The mother, Maria Therese Ricks, filed a lawsuit Wednesday in U.S. District Court against the school’s special education and resource teachers, student services coordinator, occupational therapist, speech and language pathologist, principal and schools Superintendent Kathryn Matayoshi.
She claims in the lawsuit that all of the defendants were aware that her son was being strapped into a chair and failed or refused to intervene and tell her about it.
Ricks says her son started attending preschool at Koko Head in August 2013 but it wasn’t until spring 2014 that she learned that staff and teachers at the school were restraining her son.

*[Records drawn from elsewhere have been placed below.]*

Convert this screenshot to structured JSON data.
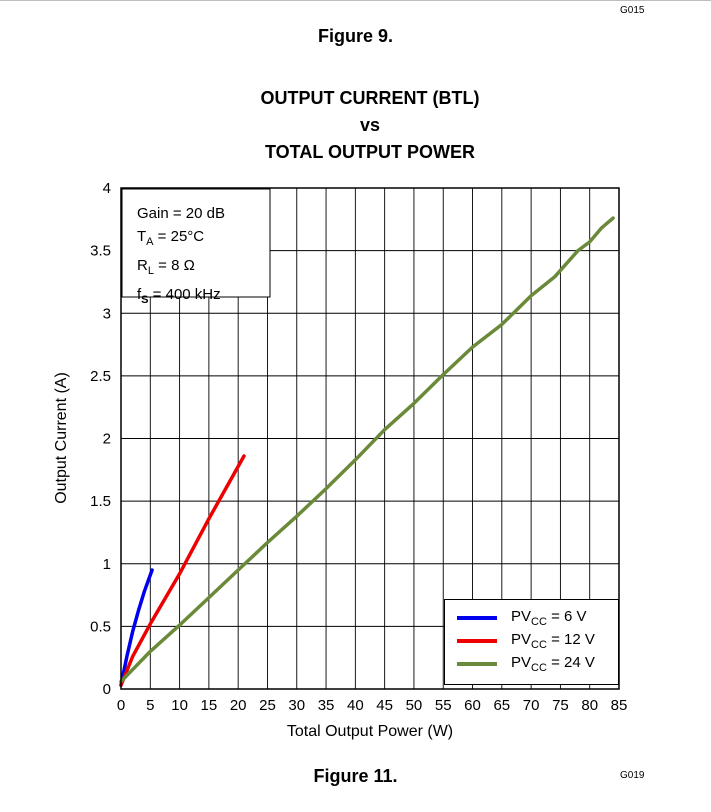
{
  "header": {
    "top_code": "G015",
    "figure_above": "Figure 9."
  },
  "footer": {
    "bottom_code": "G019",
    "figure_caption": "Figure 11."
  },
  "conditions": {
    "gain": "Gain = 20 dB",
    "ta_label": "T",
    "ta_sub": "A",
    "ta_value": " = 25°C",
    "rl_label": "R",
    "rl_sub": "L",
    "rl_value": " = 8 Ω",
    "fs_label": "f",
    "fs_sub": "S",
    "fs_value": " = 400 kHz"
  },
  "chart_data": {
    "type": "line",
    "title": [
      "OUTPUT CURRENT (BTL)",
      "vs",
      "TOTAL OUTPUT POWER"
    ],
    "xlabel": "Total Output Power (W)",
    "ylabel": "Output Current (A)",
    "xlim": [
      0,
      85
    ],
    "ylim": [
      0,
      4
    ],
    "xticks": [
      "0",
      "5",
      "10",
      "15",
      "20",
      "25",
      "30",
      "35",
      "40",
      "45",
      "50",
      "55",
      "60",
      "65",
      "70",
      "75",
      "80",
      "85"
    ],
    "yticks": [
      "0",
      "0.5",
      "1",
      "1.5",
      "2",
      "2.5",
      "3",
      "3.5",
      "4"
    ],
    "grid": true,
    "legend_position": "bottom-right",
    "series": [
      {
        "name_main": "PV",
        "name_sub": "CC",
        "name_rest": " = 6 V",
        "color": "#0000ee",
        "x": [
          0,
          1,
          2,
          3,
          4,
          5.3
        ],
        "y": [
          0.03,
          0.26,
          0.46,
          0.63,
          0.78,
          0.95
        ]
      },
      {
        "name_main": "PV",
        "name_sub": "CC",
        "name_rest": " = 12 V",
        "color": "#ee0000",
        "x": [
          0,
          2,
          5,
          10,
          15,
          21
        ],
        "y": [
          0.03,
          0.26,
          0.52,
          0.92,
          1.36,
          1.86
        ]
      },
      {
        "name_main": "PV",
        "name_sub": "CC",
        "name_rest": " = 24 V",
        "color": "#6a8a3a",
        "x": [
          0,
          5,
          10,
          15,
          20,
          25,
          30,
          35,
          40,
          45,
          50,
          55,
          60,
          65,
          70,
          74,
          78,
          80,
          82,
          84
        ],
        "y": [
          0.06,
          0.3,
          0.51,
          0.73,
          0.95,
          1.17,
          1.38,
          1.6,
          1.83,
          2.07,
          2.28,
          2.51,
          2.73,
          2.91,
          3.14,
          3.29,
          3.5,
          3.57,
          3.68,
          3.76
        ]
      }
    ]
  }
}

She said she told school officials she did not want her son belted into a chair and that restraint or that type of discipline is not part of the individualized education plan she had agreed to for her son. Ricks said school officials continued to restrain her son, including at the boy’s preschool graduation.
Ricks said the school has no information that her son has behavioral problems that warrant the use of restraint. She said she met with school officials in November 2014 and again told them she did not want her son belted into a chair.
She said she continued to question school officials about it in letters and emails. In response, she said the principal sent her a letter last February that said the chair restraint “was not related to any specific goal or objectives.”
Ricks said she then removed her son from Koko Head and placed him in an autism school at her own expense.
A state Department of Education spokeswoman declined to comment on the lawsuit.